Kroll was hired to reconcile the two reports. And for questionable reasons, Vinson was hired to do a second report. "Almost immediately, Kroll and [Vinson] began working together," says Aguirre's report, even though Kroll had been hired to make an objective assessment of Vinson's work. Kroll workers sent lovey-dovey notes to former city manager Lamont Ewell. They included hate messages about Aguirre -- Ewell calling him the Antichrist, for just one example. "Emails show that Kroll was working and colluding with members of the City Council supposed to be under investigation and with a city manager who was supposed to be under investigation," says Aguirre.

Kroll also stepped outside its mandate by lobbying the Union-Tribune, which responded by writing editorials in favor of more money for Kroll. The city council was billed for Kroll's seduction of the U-T. "There is a danger when a newspaper becomes actively involved as decision-maker instead of passing information to readers," says Aguirre. "It's why the publication is losing subscriptions; it's not credible."

Unless KPMG denounces Aguirre (not likely) or Aguirre denounces his own report (less likely), there is little chance that the 2003 audit will come out soon. Aguirre thinks that the City could take a pass on 2003 and just issue 2004 and 2005 audits.

"This is almost comical," says Peter Q. Davis, former banker and mayoral candidate. "You don't get to skip a year; the main reason is that all the unknowns would be stuffed into this unaudited year, and these would come home to haunt you."

So here's the scorecard: Aguirre's report on Kroll is an exhaustive one, full of disquieting details of Kroll and its law firm fleecing the City of $20 million in fees, going far beyond their mandate and colluding with people they were supposed to be investigating, among other things.

Sanders may try to ignore Aguirre's report on Kroll, but KPMG can't.

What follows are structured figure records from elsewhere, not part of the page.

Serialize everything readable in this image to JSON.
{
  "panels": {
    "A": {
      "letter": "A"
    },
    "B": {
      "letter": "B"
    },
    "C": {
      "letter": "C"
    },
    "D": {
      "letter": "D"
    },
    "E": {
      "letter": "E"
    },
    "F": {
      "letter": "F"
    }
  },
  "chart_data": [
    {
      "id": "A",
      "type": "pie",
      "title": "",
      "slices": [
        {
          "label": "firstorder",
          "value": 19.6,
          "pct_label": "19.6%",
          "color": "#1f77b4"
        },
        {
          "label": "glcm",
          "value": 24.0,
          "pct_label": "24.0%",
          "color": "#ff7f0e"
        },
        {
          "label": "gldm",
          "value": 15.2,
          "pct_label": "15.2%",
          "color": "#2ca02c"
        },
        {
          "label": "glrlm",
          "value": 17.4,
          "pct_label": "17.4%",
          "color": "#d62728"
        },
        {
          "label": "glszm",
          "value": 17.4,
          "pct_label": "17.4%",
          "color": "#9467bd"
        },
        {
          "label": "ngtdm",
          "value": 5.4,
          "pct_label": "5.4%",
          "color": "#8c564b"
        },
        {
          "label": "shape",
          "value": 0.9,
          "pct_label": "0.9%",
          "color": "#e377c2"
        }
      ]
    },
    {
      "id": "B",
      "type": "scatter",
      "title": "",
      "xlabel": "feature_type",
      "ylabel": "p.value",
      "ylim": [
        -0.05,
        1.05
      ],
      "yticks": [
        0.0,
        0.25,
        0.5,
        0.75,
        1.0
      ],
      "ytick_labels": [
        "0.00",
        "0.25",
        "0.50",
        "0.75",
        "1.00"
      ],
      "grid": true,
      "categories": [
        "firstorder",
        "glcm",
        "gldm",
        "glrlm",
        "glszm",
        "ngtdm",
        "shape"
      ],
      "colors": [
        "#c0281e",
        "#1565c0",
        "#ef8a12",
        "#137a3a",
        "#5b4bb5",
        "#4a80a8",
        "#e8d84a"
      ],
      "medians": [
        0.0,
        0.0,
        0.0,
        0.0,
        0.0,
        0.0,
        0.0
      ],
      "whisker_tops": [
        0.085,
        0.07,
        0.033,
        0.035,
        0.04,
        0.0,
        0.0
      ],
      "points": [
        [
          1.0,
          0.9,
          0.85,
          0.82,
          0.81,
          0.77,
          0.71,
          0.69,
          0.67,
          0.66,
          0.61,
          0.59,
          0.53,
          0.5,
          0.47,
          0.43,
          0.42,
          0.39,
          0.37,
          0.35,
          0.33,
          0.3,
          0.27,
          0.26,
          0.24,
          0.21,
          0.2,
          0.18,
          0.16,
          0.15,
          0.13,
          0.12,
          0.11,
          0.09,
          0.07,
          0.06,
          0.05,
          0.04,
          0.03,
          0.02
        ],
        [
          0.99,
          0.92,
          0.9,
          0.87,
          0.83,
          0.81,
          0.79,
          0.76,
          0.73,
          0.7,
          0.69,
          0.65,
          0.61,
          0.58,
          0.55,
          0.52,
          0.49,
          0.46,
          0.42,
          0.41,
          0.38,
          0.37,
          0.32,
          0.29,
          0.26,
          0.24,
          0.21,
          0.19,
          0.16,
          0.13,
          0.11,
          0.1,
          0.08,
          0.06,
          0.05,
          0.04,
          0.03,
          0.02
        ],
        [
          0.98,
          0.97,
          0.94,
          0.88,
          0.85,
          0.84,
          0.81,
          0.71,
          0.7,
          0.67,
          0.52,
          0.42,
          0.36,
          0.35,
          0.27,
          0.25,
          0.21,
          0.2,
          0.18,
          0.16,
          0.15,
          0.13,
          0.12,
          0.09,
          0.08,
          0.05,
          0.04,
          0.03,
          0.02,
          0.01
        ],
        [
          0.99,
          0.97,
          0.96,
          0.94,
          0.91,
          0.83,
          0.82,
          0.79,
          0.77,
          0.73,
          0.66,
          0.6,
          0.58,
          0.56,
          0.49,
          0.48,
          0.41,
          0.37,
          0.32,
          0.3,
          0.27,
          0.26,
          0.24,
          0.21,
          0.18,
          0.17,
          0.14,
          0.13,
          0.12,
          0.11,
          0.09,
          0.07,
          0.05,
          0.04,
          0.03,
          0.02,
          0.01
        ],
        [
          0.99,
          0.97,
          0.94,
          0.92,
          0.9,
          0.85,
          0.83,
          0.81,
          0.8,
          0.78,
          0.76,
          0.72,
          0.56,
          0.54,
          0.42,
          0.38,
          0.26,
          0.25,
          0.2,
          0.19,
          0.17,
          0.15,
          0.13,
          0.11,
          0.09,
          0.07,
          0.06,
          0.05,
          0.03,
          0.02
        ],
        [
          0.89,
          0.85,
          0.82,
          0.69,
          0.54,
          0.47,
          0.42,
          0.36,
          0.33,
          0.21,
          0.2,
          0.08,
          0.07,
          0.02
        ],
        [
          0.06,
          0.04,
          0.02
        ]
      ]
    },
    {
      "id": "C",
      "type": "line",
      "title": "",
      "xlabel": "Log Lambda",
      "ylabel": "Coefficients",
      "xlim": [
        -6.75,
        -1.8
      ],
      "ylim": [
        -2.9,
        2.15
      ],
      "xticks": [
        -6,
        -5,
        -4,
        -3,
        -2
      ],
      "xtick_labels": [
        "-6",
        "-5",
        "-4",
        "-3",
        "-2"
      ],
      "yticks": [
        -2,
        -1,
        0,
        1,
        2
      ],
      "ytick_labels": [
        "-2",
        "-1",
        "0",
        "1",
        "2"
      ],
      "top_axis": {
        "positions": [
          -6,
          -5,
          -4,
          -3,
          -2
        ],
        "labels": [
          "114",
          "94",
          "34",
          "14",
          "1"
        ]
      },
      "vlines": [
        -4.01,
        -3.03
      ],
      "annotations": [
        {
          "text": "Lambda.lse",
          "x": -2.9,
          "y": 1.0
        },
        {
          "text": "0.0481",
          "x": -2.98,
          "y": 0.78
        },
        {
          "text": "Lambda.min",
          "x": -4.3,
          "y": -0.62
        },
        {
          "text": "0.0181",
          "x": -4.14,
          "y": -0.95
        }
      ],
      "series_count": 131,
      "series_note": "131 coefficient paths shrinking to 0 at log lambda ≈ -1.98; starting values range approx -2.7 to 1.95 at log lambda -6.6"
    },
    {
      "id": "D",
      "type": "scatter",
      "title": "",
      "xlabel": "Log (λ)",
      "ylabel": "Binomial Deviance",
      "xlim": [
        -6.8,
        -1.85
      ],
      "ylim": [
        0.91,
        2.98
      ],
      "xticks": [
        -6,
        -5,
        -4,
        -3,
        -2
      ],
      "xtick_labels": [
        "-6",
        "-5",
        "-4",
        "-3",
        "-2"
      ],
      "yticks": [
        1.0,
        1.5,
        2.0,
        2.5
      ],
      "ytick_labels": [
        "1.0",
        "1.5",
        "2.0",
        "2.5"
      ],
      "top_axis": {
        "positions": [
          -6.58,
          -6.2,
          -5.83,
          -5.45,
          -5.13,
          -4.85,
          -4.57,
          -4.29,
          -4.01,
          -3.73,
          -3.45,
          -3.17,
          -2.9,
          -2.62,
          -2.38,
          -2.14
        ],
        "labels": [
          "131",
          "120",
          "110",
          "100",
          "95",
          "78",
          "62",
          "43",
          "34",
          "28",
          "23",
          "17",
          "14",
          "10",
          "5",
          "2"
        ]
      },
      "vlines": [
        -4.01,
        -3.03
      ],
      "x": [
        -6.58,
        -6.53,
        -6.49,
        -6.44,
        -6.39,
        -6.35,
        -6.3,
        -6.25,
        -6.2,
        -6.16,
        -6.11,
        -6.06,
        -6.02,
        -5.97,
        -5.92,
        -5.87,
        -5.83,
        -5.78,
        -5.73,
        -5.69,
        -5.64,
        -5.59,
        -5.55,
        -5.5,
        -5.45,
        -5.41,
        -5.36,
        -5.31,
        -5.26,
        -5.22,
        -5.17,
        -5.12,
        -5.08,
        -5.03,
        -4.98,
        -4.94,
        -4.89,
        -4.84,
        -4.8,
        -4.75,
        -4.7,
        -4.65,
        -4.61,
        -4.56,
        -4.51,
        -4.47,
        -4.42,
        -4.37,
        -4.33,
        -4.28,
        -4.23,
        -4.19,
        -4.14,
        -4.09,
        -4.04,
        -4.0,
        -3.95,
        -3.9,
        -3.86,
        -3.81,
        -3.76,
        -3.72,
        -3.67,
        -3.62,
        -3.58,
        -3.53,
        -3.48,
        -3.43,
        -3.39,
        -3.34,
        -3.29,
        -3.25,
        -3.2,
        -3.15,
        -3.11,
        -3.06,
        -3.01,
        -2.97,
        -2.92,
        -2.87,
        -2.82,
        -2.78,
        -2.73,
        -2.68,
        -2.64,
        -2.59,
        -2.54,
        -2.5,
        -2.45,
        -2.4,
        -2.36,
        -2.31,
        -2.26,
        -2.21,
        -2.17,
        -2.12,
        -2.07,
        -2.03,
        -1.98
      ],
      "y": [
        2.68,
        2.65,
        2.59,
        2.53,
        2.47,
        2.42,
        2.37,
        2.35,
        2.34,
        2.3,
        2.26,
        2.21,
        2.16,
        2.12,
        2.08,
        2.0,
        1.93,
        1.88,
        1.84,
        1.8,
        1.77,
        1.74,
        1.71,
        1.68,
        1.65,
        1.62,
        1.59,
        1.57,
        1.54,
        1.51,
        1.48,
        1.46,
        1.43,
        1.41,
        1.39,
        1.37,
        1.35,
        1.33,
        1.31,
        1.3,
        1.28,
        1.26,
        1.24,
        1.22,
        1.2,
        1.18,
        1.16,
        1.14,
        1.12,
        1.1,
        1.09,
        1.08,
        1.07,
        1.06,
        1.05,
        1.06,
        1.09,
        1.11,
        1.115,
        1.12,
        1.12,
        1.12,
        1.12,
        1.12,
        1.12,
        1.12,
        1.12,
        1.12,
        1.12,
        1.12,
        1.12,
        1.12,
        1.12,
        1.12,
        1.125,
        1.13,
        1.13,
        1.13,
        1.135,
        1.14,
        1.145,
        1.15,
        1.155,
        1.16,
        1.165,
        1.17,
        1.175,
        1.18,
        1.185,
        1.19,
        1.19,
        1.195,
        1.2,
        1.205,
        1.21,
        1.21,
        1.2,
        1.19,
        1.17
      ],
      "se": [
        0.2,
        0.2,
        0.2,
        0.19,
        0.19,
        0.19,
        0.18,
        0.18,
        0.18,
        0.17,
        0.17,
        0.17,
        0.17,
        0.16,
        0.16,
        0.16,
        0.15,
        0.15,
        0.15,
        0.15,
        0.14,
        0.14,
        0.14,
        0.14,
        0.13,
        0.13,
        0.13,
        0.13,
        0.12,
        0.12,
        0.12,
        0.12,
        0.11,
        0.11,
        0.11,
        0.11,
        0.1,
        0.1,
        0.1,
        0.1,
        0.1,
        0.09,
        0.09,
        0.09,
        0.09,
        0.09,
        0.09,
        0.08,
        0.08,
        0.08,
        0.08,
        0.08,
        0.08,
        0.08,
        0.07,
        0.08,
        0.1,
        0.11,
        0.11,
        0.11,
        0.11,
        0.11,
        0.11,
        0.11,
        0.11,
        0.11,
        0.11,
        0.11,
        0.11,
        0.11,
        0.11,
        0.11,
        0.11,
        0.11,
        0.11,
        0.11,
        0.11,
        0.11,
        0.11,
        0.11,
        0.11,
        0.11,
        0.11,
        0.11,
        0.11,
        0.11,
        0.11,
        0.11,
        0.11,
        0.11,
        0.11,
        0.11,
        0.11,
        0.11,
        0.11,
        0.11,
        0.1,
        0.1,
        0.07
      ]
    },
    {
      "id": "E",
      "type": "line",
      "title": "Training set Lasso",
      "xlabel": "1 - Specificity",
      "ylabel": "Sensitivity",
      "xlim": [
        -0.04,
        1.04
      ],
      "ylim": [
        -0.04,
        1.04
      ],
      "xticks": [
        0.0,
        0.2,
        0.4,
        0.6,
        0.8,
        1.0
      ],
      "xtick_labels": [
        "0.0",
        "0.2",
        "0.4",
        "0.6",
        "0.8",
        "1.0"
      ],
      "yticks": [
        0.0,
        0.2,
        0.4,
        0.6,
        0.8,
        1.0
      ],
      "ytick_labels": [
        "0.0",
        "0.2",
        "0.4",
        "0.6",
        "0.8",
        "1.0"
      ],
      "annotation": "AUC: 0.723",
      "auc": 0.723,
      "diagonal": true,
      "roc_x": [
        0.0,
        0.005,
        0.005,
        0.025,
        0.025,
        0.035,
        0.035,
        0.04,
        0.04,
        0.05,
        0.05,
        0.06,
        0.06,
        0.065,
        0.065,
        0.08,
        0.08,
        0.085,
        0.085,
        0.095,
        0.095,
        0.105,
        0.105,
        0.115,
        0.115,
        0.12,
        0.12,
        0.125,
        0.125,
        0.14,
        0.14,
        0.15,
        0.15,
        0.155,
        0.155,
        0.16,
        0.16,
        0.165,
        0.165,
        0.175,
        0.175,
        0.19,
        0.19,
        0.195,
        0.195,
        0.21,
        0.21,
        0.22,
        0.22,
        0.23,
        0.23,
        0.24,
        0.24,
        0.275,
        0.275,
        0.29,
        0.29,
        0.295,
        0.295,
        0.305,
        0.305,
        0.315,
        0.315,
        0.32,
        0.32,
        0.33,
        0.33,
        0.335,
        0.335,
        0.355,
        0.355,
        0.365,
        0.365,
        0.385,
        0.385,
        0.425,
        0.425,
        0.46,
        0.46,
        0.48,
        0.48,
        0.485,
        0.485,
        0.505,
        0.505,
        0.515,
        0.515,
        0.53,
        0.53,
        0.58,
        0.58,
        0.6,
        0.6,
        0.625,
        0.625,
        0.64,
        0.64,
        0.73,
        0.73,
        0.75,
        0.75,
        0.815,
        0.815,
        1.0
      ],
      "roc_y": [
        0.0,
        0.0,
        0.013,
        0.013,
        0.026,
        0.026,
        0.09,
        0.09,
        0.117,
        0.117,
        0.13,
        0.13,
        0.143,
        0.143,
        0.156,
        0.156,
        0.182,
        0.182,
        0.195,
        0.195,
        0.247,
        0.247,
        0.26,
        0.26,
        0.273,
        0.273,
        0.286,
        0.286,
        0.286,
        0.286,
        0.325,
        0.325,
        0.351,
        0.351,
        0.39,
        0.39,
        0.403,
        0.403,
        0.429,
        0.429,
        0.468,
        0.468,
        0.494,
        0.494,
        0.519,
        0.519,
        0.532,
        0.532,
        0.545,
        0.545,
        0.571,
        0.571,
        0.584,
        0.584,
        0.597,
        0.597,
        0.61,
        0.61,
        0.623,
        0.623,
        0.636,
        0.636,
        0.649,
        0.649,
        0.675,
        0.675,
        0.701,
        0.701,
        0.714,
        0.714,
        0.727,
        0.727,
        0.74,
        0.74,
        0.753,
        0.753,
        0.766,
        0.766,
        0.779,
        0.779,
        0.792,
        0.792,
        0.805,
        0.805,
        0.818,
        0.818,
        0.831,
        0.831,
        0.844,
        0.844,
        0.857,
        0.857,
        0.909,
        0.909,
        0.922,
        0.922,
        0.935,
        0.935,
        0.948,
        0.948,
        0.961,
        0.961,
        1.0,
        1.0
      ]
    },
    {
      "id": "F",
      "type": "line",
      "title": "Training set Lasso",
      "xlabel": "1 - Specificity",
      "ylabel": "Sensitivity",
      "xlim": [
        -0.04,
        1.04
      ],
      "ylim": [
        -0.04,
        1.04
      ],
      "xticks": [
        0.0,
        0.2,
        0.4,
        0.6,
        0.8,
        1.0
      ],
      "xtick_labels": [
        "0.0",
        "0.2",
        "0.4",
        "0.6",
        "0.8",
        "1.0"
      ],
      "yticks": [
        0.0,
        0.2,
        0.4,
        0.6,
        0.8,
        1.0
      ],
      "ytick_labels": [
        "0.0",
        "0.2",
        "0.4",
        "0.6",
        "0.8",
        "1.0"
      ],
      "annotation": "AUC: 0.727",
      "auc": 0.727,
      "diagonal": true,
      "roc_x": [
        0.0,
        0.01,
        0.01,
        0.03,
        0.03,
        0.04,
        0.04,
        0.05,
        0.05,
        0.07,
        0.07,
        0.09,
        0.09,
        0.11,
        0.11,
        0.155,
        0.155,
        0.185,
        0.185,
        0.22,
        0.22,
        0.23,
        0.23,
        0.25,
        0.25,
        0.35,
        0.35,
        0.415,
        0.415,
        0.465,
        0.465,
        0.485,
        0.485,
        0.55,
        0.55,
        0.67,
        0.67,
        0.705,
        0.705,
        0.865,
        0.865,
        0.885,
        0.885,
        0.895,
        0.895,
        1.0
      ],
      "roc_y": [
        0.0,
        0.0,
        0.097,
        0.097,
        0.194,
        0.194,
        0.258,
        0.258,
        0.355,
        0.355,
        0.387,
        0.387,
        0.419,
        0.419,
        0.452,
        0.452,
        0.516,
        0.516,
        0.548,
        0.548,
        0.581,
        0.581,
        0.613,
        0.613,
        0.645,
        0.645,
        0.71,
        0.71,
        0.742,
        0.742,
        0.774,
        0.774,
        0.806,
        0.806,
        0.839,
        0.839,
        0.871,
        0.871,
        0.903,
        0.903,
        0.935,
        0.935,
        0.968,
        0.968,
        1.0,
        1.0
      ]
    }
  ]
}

Even if KPMG did come out with an audit for 2003 and other auditors issued ones for 2004 and 2005, bond counsel, bond insurance companies, debt rating agencies, underwriters, and potential bond buyers would cock an eyebrow at San Diego pension obligation bonds, particularly since the federal government is still probing the City for its bond financing sins. It's possible the Securities and Exchange Commission will complete its investigation of the City soon, but there are few signs the U.S. attorney's office is ready to wrap up its case. Aguirre's call for a vote on the bonds may doom them completely, especially since he said they are bad public policy.

Davis thinks such bonds are a good solution, although he warns, "The City is acting like it is getting credit cards in the mail and thus has no financial problem. Borrowing is a short-term solution." He also agrees that Kroll and its law firm are "milking the job."

Without the pension obligation bonds, "We go to crisis mode," Rider says. Bankruptcy would be one option he doesn't necessarily favor. Expenditure cuts would have to be deep.

"This is just another indication that we are truly insolvent," says Shipione. If the City borrows, it would probably be at a very high rate, she says.

Maybe it would be a junk bond rate. Then Sanders could blame another bad cop: interest rates.

"Generally, my philosophy on pension obligation bonds is not to encourage issuing debt to pay off existing debt," says Councilmember Donna Frye. Like many, she has other questions about the Sanders budget: why, for example, do sales tax revenues soar 63 percent in fiscal 2007 and property tax incomes rise 19 percent?

"The pension debt is void, as the council did not comply with the Charter requirement for an auditor's certificate committing to these massive obligations," says Stirling.

Says Rider, "At best Sanders's budget is tenuous; at worst it is Pollyannaish and a fantasyland, predicated on very big 'ifs.' "

From the standpoint of honesty, it's worse than that.